The question I encounter is

Determine whether the polynomial $1+x+x^2+\cdots+x^{96}+x^{97}+x^{98}$ is irreducible in $\mathbb Q[x]$ or not

All the methods that I learnt (Eisenstein Criterion, Rational Root Theorem and reduce the polynomial to $\mathbb F_p$) fails. I have no idea towards the question.

Answer 1

Here’s the secret that nobody is telling you: $X^{99}-1$ is the polynomial whose roots are the ninety-ninth roots of unity, of which one is $1$, so that $X-1$ divides $X^{99}-1$, with quotient your polynomial.

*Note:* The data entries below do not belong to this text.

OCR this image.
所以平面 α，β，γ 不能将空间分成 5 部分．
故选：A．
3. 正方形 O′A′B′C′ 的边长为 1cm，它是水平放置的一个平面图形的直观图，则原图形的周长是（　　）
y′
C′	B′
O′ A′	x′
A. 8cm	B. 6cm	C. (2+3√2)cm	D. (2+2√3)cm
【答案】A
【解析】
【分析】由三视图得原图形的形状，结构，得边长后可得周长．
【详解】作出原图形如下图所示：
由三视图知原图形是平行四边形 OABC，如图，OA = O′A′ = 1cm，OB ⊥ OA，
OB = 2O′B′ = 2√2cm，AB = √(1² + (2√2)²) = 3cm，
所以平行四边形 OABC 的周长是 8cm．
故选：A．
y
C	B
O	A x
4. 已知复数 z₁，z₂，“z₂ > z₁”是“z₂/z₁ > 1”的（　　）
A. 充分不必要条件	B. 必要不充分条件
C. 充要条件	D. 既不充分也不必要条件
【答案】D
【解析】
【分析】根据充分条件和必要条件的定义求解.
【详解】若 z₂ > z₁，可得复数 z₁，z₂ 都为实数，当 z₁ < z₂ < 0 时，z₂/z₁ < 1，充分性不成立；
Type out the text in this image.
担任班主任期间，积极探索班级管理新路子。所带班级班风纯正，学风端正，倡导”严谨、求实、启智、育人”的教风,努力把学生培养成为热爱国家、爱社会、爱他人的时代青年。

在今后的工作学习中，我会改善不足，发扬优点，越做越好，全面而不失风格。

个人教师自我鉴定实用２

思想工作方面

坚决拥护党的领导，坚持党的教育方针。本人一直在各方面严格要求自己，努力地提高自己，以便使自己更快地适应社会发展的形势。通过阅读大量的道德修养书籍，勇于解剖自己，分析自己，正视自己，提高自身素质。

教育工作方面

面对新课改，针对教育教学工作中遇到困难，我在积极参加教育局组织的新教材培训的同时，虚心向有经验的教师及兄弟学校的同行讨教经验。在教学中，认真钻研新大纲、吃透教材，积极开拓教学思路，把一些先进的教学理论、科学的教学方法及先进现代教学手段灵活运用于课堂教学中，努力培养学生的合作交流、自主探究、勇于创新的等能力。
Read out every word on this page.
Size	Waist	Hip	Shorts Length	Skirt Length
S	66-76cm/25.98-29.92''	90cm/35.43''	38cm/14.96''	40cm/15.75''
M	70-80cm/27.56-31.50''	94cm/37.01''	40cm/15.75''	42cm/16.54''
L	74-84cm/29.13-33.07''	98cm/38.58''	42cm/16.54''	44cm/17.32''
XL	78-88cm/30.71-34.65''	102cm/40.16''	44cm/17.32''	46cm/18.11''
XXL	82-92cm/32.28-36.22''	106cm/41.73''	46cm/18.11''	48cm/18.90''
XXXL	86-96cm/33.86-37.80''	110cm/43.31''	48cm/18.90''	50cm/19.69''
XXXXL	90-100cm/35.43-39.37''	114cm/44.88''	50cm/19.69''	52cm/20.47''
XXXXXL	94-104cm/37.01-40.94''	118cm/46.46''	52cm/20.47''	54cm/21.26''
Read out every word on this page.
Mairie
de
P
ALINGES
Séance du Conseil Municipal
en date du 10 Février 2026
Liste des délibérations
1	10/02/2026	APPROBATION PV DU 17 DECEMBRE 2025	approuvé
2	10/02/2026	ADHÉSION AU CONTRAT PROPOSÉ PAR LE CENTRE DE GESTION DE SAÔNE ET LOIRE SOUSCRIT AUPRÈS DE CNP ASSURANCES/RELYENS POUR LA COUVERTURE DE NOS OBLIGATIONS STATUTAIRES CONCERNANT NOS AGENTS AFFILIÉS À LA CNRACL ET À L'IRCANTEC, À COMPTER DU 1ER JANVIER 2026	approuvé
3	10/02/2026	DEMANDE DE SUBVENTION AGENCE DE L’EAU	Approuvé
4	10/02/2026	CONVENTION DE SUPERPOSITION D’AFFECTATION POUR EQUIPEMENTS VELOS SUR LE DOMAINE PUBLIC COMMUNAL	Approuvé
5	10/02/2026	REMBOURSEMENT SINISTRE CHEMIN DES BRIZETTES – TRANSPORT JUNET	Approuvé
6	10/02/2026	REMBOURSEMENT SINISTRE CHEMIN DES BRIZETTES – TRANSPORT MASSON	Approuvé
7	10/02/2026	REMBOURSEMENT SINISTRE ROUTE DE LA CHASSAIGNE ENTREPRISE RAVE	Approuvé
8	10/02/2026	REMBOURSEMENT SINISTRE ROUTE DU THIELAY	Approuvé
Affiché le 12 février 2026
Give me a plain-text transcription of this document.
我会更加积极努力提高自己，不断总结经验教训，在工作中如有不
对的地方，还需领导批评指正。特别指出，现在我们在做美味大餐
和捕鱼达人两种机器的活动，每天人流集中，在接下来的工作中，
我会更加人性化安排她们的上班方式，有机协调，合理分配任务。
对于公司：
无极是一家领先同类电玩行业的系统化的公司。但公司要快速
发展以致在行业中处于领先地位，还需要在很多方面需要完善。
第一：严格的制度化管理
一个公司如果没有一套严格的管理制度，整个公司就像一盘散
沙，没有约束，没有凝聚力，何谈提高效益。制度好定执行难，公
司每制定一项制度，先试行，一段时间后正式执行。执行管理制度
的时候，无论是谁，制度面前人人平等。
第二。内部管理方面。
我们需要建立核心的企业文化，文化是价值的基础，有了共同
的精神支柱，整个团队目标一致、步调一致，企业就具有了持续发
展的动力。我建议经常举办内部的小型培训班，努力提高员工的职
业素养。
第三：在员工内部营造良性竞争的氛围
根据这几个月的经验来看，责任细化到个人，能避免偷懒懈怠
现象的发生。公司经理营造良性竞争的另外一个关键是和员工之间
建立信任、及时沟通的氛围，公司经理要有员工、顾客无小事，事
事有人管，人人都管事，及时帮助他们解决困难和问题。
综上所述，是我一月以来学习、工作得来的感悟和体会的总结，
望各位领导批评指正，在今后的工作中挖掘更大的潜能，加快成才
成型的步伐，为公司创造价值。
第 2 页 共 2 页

But (moderately) advanced mathematics tells you that $X^n-1$ is the product of the “cyclotomic polynomials” $\Phi_d(X)$, where $d$ ranges through the divisors of $n$. $\Phi_d$ is the polynomial whose roots are the $d$-th roots of unity that aren’t $d'$-th roots of unity for any $d'<d$, so that $\Phi_1(X)=X-1$, $\Phi_2(X)=X+1$, and $\Phi_3(X)=X^2+X+1$. All the cyclotomic polynomials have their coefficients in $\Bbb Z$.

As a particular example of what I said above, we have: $$ X^{99}-1=\Phi_1\Phi_3\Phi_9\Phi_{11}\Phi_{33}\Phi_{99}\,, $$ and your polynomial is the above product with the factor $X-1=\Phi_1$ omitted. The factors that people have exhibited are $\Phi_3$, $\Phi_9$, and $\Phi_{11}$.

Answer 2

For those keeping score at home: THIS JUST POPPED INTO MY HEAD. Multiply it out.

$$ (1 + x + x^2 + \cdots + x^{10})(1 + x^{11} + x^{22} + \cdots + x^{88} ) $$

OR

$$ (1 + x + x^2 + \cdots + x^{8})(1 + x^{9} + x^{18} + \cdots + x^{90} ) $$

Answer 3

Your polynomial is divisible by $1+x+x^2$. One can verify this in many ways, for example polynomial division. Or else divide into groups of $3$, the first being $1+x+x^2$, the second $x^3(1+x+x^2)$, and so on. Or else one can see that $e^{\pm 2\pi i/3}$ are roots.